Yaşadığını veya gördüğünü, neden-sonuç ilişkisi içinde değerlendirip ders çıkaramayanlar gibi, öğrenirken ezbere kaçanlar yaparken tekrara düşerler. Tarihsel geçmişi incelendiğinde bu konuda toplumsal kesimler içinde en başarılı olanlar devrimcilerdir. Ne var ki, son yıllarda azalan güç ve imkanlarla doğru orantılı olarak düşünsel imkanların daralması; gerçekliğin kabulü ve ona uygun konumlanma yerine, günü kurtarma hesaplarının öne çıkması, devrimci yapılarda geleceği okuma yeteneğini zayıf düşürmüş, yedeklenme eğilimini arttırmıştır.
Zayıf düştükçe daha radikal söylem kullanan ve fiili ile sözü arasındaki açıyı her yıl biraz daha büyüten devrimci yapıların halk nezdindeki güvenilirliği de giderek zayıf düşmektedir.
Süleyman Çelebi gibi 2004’ten beri 1 Mayıs’ı istismar ederek ilgi toplayan, üçüncü sınıf senaryolarla ve devletten “Taksim ricası”nda bulunarak devrimcileri peşine takıp her seferinde 1 Mayıs’ı adeta kutlanamaz hale getiren sendikal bürokrasinin kıymete bindirilmesi (hatta ciddiye bile alınması) devrimciler için bağışlanmaz türde bir sorumsuzluktur.
Bizler bu nedenle geçen yıl 28 Nisan’da “2007 1 MAYIS’INI KAYBETME SORUMLULUĞU SADECE DİSK ÖNDERLİĞİNE AİT DEĞİLDİR” demiştik. 1 Mayıs’tan sonra da “2007 1 MAYIS’INI KAYBETMEK 2008 1 MAYIS’INI KAZANMANIN SEBEBİ OLSUN” diyerek en azından 2008’de böyle bir tekrarın yaşanmamasını temenni ettik. Ne var ki öznel hesapların aklı gemler noktaya gelmesi ve devrimci zemindeki özgüven yitimi nedeniyle, başkanlığı boyunca sınıfın hak alma mücadelesinde tek bir başarıya imza atmamış olan Süleyman Çelebi (ve diğer konfederasyon başkanları) devrimci demokrat tüm kesimlerin 1 Mayıs’ta ne yapacaklarına karar verebilir hale geldi.
Adı “Devrimci” ile başlasa da gerçekte DİSK, başkanlığı dahil, TÜRK-İŞ’ten daha ileri konumda değildir.

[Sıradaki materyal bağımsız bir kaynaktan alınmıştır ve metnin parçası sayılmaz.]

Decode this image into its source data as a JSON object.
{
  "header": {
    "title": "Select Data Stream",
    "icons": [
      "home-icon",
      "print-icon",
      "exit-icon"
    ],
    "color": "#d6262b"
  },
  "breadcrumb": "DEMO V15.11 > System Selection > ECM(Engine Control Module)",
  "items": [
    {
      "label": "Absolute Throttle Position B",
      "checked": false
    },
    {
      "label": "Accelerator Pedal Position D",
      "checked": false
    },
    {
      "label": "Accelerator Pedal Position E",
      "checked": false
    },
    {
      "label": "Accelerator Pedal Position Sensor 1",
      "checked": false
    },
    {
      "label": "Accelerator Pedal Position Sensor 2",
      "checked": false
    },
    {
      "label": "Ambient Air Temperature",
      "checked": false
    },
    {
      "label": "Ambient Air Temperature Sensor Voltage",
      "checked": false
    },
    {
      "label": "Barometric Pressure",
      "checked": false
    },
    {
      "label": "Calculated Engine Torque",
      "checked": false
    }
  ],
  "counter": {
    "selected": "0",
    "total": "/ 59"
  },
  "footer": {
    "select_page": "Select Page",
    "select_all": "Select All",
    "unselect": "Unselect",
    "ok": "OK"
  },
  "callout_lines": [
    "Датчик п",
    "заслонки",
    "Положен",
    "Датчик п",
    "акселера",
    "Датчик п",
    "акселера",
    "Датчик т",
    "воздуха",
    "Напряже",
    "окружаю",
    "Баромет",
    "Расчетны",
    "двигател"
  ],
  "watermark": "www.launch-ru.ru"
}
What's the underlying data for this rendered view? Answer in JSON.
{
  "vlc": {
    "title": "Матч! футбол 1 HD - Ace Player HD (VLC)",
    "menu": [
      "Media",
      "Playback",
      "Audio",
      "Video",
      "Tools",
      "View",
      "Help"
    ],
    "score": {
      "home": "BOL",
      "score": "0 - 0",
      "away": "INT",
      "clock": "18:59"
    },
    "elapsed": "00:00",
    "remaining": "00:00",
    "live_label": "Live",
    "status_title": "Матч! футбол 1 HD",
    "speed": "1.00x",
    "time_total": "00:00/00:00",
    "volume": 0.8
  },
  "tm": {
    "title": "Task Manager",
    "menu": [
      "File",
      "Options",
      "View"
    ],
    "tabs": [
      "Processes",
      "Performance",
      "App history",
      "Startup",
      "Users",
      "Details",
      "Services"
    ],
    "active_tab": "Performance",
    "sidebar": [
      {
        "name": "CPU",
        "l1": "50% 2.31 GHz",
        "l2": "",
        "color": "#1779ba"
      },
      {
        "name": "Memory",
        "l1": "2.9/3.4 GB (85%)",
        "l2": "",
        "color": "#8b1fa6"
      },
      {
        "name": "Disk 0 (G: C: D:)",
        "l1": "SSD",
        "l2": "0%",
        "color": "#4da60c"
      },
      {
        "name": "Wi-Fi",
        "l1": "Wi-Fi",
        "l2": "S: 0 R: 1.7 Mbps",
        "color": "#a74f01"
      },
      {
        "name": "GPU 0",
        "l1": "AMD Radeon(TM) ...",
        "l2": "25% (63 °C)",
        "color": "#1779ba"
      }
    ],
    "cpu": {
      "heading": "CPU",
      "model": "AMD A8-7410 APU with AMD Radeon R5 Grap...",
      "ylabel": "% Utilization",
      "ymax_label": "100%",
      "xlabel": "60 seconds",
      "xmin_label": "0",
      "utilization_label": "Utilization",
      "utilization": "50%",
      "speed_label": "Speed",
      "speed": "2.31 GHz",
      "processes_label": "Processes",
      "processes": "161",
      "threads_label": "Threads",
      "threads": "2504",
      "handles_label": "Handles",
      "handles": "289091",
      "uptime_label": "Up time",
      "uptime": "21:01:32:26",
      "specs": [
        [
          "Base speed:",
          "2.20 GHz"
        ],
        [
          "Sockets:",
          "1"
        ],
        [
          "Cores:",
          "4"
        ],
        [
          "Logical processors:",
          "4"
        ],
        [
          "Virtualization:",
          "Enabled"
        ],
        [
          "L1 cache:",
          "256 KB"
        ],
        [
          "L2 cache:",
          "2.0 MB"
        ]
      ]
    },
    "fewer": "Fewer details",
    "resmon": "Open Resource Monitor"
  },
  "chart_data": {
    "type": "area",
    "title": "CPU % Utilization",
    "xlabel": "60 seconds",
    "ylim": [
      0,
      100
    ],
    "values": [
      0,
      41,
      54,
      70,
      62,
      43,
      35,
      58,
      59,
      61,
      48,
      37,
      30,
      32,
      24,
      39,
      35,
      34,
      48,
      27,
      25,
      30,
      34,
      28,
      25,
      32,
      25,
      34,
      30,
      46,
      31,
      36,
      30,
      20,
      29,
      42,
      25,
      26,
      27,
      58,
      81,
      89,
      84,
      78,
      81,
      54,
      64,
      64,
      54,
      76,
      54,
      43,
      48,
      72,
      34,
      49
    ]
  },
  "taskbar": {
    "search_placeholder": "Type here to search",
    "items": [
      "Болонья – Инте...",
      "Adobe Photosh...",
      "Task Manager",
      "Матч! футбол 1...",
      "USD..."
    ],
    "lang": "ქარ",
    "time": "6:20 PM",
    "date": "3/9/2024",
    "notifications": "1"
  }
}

Mustafa Kumlu’yu TÜRK-İŞ’in başına AKP getirdi. Ancak bu her yıl 1 Mayıs’ı önlemekten sorumlu sendikacı biçiminde hareket eden Süleyman Çelebi’yi ondan daha devrimci veya daha az işbirlikçi yapmıyor. 1 Mayıs’ın öncesinde ve 1 Mayıs sabahında görüldüğü gibi gerçekte aralarında bir duruş farkı da yoktur.
30 Nisan akşamı Türk-İş Genel Sekreteri Mustafa Türkel’in yaptığı açıklama toplam niyeti ele veren nitelikteydi.
”Biz, 3 koldan yürüyüş kararımızı gözden geçirmek suretiyle tek kola indiriyoruz. Şişli’de toplanıp, 3 örgüt olarak hiçbir bayrak ve flama açmadan, sadece 1 Mayıs flamaları açarak, tek slogan ve tek bayrak yürüyüşümüzü yapmak istiyoruz. Artık bundan vazgeçmeyiz”
O an’a kadar yüksek perdeden söylenenleri reddeden ve devrimcilere pankart açtırılmayacağının mesajını veren bu teslimiyet kokan açıklama bile dikkat edilirse karalılık vurgusuyla bitiriliyor. 1 Mayıs sabahı yapılan “provokatörleri içimize almayacağız” biçimindeki açıklamalar gibi, yapılan ve söylenenler bir bütün halinde niteliği ele veren türden gelişmelerdi.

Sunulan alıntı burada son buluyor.